A ampliação da faixa de isenção do Imposto de Renda até R$ 5 mil, aprovada pelo Congresso, representa um alívio imediato para milhões de brasileiros. O impacto se dará principalmente nos salários líquidos de quem atua em funções administrativas e operacionais. Já para as empresas, contadores e fornecedores de software, a novidade traz a necessidade de se adaptar rapidamente a mudanças de cálculo, compliance e até a gestão de benefícios.
“Embora a medida não represente custo adicional para a empresa, o colaborador percebe um ganho líquido imediato. Isso fortalece engajamento e satisfação sem exigir reajustes estruturais”, explica Heliana Salazar, country manager da SGF Global no Brasil.
Repercussão nos benefícios corporativos

Se o trabalhador tem mais poder de compra, o pacote de benefícios passa a ser reinterpretado. Para Heliana, os benefícios continuam importantes na proposta de valor. “Eles seguem como diferenciais para retenção e atração de talentos, mas agora se somam ao ganho líquido, reforçando nossa proposta”, aponta.
Já para Diego Zacarias dos Santos, diretor de Auditoria Interna e Assuntos Regulatórios da Contabilizei, a mudança pode abrir espaço para discussões mais delicadas. “A empresa pode propor reduzir vale-refeição, por exemplo, argumentando que o funcionário já ganhou mais no líquido. É um movimento que exige transparência para não gerar conflitos”, adverte.
Esse dilema mostra que os benefícios não são apenas números: eles carregam significados de reconhecimento e cuidado. “Mexer nessa equação pode gerar desconfiança se não houver diálogo”, completa o diretor de Auditoria.
A delicada equidade interna
Outro ponto sensível é a equidade. Na opinião de Heliana, um analista que passa a ser isento pode se sentir mais valorizado que um coordenador, que continua tributado. O RH precisa administrar essa percepção para evitar ruídos no clima organizacional.
Na SGF Global, a comunicação interna já está sendo preparada para deixar claro que se trata de uma política pública, e não de mérito individual. “Queremos antecipar a narrativa e garantir que os colaboradores entendam a origem do benefício, preservando transparência e confiança”, afirma a executiva.
O nó dos contadores: prazo, compliance e risco de autuação
Na prática, quem primeiro sentirá o peso da mudança serão os contadores.
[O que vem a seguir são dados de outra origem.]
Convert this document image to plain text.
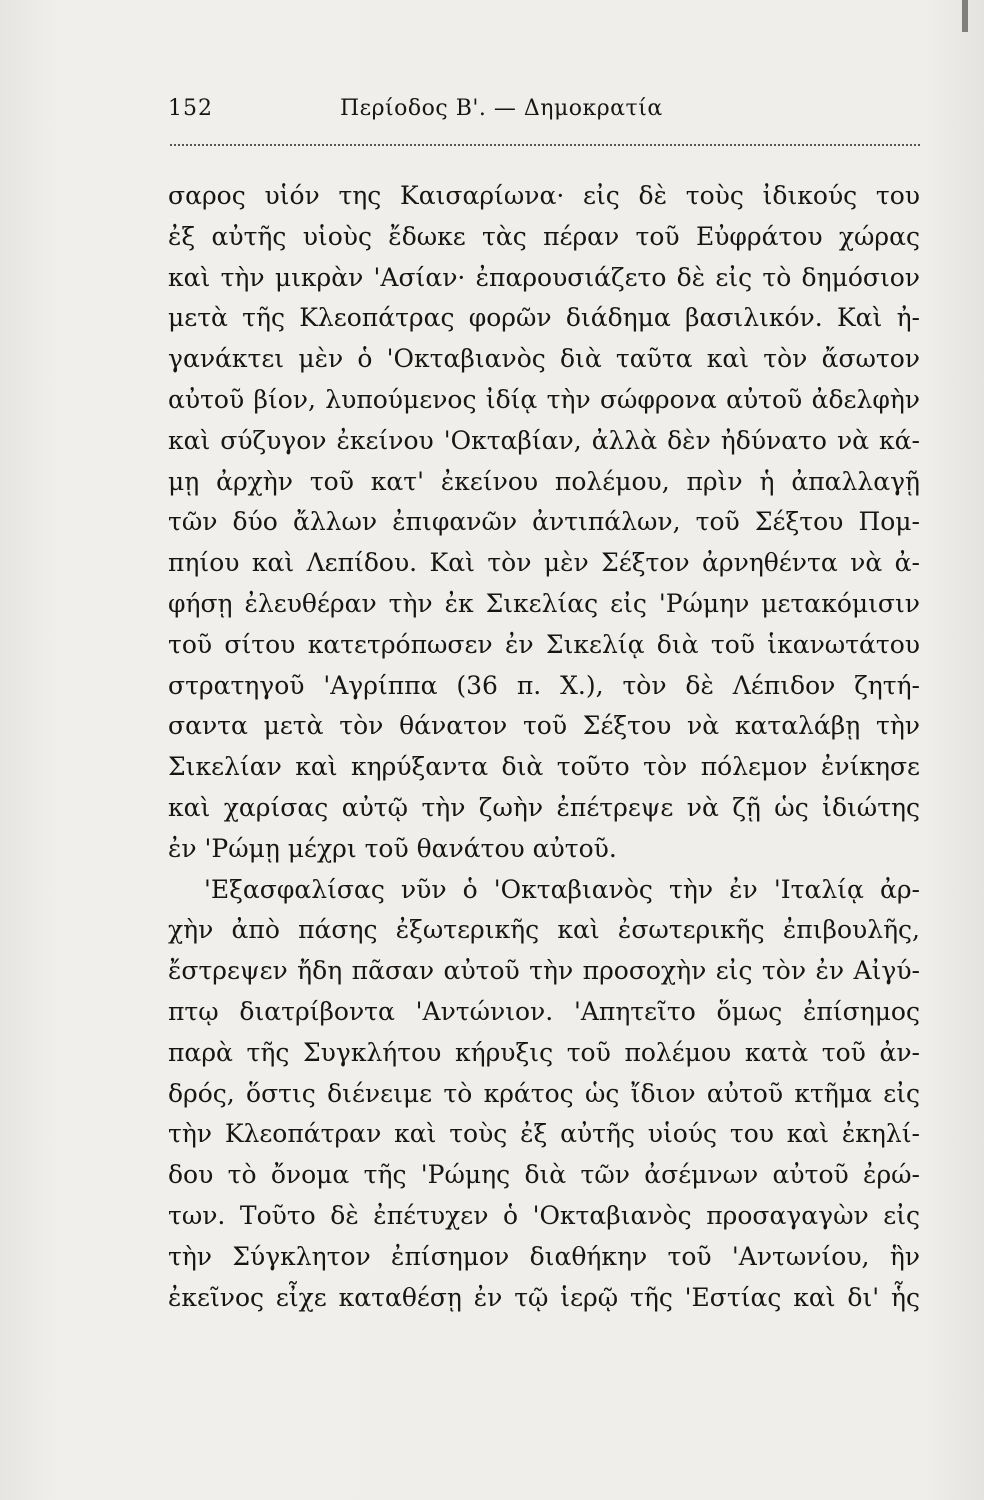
152	Περίοδος Β'. — Δημοκρατία
σαρος υἱόν της Καισαρίωνα· εἰς δὲ τοὺς ἰδικούς του
ἐξ αὐτῆς υἱοὺς ἔδωκε τὰς πέραν τοῦ Εὐφράτου χώρας
καὶ τὴν μικρὰν 'Ασίαν· ἐπαρουσιάζετο δὲ εἰς τὸ δημόσιον
μετὰ τῆς Κλεοπάτρας φορῶν διάδημα βασιλικόν. Καὶ ἠ-
γανάκτει μὲν ὁ 'Οκταβιανὸς διὰ ταῦτα καὶ τὸν ἄσωτον
αὐτοῦ βίον, λυπούμενος ἰδίᾳ τὴν σώφρονα αὐτοῦ ἀδελφὴν
καὶ σύζυγον ἐκείνου 'Οκταβίαν, ἀλλὰ δὲν ἠδύνατο νὰ κά-
μῃ ἀρχὴν τοῦ κατ' ἐκείνου πολέμου, πρὶν ἡ ἀπαλλαγῇ
τῶν δύο ἄλλων ἐπιφανῶν ἀντιπάλων, τοῦ Σέξτου Πομ-
πηίου καὶ Λεπίδου. Καὶ τὸν μὲν Σέξτον ἀρνηθέντα νὰ ἀ-
φήσῃ ἐλευθέραν τὴν ἐκ Σικελίας εἰς 'Ρώμην μετακόμισιν
τοῦ σίτου κατετρόπωσεν ἐν Σικελίᾳ διὰ τοῦ ἱκανωτάτου
στρατηγοῦ 'Αγρίππα (36 π. Χ.), τὸν δὲ Λέπιδον ζητή-
σαντα μετὰ τὸν θάνατον τοῦ Σέξτου νὰ καταλάβῃ τὴν
Σικελίαν καὶ κηρύξαντα διὰ τοῦτο τὸν πόλεμον ἐνίκησε
καὶ χαρίσας αὐτῷ τὴν ζωὴν ἐπέτρεψε νὰ ζῇ ὡς ἰδιώτης
ἐν 'Ρώμῃ μέχρι τοῦ θανάτου αὐτοῦ.
'Εξασφαλίσας νῦν ὁ 'Οκταβιανὸς τὴν ἐν 'Ιταλίᾳ ἀρ-
χὴν ἀπὸ πάσης ἐξωτερικῆς καὶ ἐσωτερικῆς ἐπιβουλῆς,
ἔστρεψεν ἤδη πᾶσαν αὐτοῦ τὴν προσοχὴν εἰς τὸν ἐν Αἰγύ-
πτῳ διατρίβοντα 'Αντώνιον. 'Απητεῖτο ὅμως ἐπίσημος
παρὰ τῆς Συγκλήτου κήρυξις τοῦ πολέμου κατὰ τοῦ ἀν-
δρός, ὅστις διένειμε τὸ κράτος ὡς ἴδιον αὐτοῦ κτῆμα εἰς
τὴν Κλεοπάτραν καὶ τοὺς ἐξ αὐτῆς υἱούς του καὶ ἐκηλί-
δου τὸ ὄνομα τῆς 'Ρώμης διὰ τῶν ἀσέμνων αὐτοῦ ἐρώ-
των. Τοῦτο δὲ ἐπέτυχεν ὁ 'Οκταβιανὸς προσαγαγὼν εἰς
τὴν Σύγκλητον ἐπίσημον διαθήκην τοῦ 'Αντωνίου, ἣν
ἐκεῖνος εἶχε καταθέσῃ ἐν τῷ ἱερῷ τῆς 'Εστίας καὶ δι' ἧς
Para pequenas empresas, a nova regra exige que o cálculo da faixa de R$ 5.000,01 a R$ 7.350 seja feito por uma função linear decrescente. “Erros de arredondamento ou definição incorreta da fórmula podem levar a pagamento a menor, com risco de multa, ou a maior, com insatisfação do empregado”, alerta Diego.
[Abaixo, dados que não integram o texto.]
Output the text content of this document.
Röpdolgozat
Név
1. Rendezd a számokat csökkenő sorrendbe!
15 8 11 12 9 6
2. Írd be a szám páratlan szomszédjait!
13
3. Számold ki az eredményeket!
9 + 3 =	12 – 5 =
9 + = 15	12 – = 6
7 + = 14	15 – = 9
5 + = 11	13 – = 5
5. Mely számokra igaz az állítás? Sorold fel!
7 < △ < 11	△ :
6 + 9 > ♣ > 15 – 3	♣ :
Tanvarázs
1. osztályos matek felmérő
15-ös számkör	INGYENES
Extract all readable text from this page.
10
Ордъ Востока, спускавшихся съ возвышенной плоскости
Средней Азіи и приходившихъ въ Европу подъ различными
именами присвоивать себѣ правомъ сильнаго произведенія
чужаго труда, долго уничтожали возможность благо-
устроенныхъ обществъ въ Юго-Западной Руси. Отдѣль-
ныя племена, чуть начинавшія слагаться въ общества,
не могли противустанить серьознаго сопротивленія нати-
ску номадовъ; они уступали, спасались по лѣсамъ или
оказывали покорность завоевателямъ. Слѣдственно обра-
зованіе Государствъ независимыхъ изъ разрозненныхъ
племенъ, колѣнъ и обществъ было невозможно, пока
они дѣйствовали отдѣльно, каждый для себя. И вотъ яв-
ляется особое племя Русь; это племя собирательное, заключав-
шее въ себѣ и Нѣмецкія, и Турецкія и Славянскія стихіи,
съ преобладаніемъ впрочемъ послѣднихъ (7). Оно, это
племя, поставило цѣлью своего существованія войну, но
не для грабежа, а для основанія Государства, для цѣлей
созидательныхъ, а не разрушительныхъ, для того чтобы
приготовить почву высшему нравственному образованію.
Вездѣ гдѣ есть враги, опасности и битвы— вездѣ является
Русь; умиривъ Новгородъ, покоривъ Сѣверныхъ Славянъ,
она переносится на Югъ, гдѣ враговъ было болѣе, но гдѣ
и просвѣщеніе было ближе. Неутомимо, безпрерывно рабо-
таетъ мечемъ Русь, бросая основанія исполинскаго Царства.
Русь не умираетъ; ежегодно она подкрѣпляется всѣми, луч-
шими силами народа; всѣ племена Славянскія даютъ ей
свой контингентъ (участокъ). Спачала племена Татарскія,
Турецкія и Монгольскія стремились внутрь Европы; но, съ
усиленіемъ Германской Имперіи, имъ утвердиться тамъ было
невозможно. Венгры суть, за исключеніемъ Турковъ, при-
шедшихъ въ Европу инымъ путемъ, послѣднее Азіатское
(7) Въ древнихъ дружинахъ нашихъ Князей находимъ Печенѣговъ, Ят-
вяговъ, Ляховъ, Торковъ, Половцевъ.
Além disso, a alteração precisa estar implantada já na folha de janeiro de 2026, um prazo apertado para empresários que muitas vezes dependem de sistemas mais simples e suporte limitado. O risco é dobrado: de autuação fiscal e de perda de credibilidade com os funcionários.
Complexidade técnica e necessidade de testes

Os ajustes não se resumem a atualizar tabelas. Sattila Silva, superintendente de Produtos da LG lugar de gente, destaca a importância de testes robustos. “Mudanças em tabelas de tributação sempre trazem risco de inconsistências. Para evitar erros, é preciso atualizar automaticamente, rodar simulações e comparar resultados entre ferramentas”, orienta.
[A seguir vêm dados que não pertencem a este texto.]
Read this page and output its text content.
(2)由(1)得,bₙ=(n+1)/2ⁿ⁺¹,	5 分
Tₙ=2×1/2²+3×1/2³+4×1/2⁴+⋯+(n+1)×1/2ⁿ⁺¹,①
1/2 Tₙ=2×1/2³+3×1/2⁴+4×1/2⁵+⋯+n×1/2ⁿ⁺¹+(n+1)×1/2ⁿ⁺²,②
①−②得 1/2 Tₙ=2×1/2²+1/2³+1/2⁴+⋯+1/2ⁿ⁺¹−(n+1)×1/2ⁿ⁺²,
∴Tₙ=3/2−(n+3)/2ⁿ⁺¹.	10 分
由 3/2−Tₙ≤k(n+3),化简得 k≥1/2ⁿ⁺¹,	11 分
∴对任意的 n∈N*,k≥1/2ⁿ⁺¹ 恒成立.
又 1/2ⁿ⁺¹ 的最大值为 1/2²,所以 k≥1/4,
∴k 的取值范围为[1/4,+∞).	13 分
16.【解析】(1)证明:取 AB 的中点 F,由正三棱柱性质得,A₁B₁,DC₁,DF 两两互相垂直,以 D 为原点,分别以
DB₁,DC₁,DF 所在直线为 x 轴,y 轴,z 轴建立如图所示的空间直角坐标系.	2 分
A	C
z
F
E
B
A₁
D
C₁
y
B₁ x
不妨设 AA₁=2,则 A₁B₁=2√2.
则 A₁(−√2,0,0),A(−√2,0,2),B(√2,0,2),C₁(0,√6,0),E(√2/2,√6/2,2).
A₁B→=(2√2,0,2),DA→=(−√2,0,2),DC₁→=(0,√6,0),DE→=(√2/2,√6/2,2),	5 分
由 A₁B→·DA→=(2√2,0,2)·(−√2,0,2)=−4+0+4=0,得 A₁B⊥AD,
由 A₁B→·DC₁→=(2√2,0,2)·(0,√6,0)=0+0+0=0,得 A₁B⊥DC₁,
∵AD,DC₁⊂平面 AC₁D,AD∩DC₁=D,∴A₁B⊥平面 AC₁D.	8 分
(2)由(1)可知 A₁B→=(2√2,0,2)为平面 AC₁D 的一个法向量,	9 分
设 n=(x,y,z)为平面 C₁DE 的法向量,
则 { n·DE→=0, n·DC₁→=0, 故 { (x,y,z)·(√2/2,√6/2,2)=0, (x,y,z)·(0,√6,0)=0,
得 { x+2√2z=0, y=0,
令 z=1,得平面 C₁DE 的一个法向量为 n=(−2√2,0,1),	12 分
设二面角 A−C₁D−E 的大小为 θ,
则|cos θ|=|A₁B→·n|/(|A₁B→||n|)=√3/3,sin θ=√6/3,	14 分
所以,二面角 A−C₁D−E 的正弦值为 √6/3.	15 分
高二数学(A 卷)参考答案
Diego reforça que, no curto prazo, a vida das pequenas empresas ficará mais difícil. Ele justifica apontando, por exemplo, mais custos com consultoria, validação de sistemas e necessidade de acompanhamento de perto. “Só no médio prazo, quando a redução no número de contribuintes for assimilada, haverá simplificação nas rotinas de folha”, estima.
Fornecedores de software sob pressão

A responsabilidade de transformar a lei em cálculos corretos recai sobre os fornecedores de software. Alexandre Eisenmann, diretor da Soft Trade, acredita que sistemas flexíveis estão preparados. “O risco de inconsistência é pequeno, desde que o usuário atualize a tabela. Em nuvem, o processo é ainda mais seguro, porque a atualização é feita centralmente pelo fornecedor”, garante.
Sattila lembra que não se trata apenas de tecnologia, mas também de orientação. “Fornecedores devem assumir a responsabilidade de treinar, apoiar e orientar usuários. Webinários, manuais e consultorias individuais são essenciais para garantir transição sem falhas”, recomenda.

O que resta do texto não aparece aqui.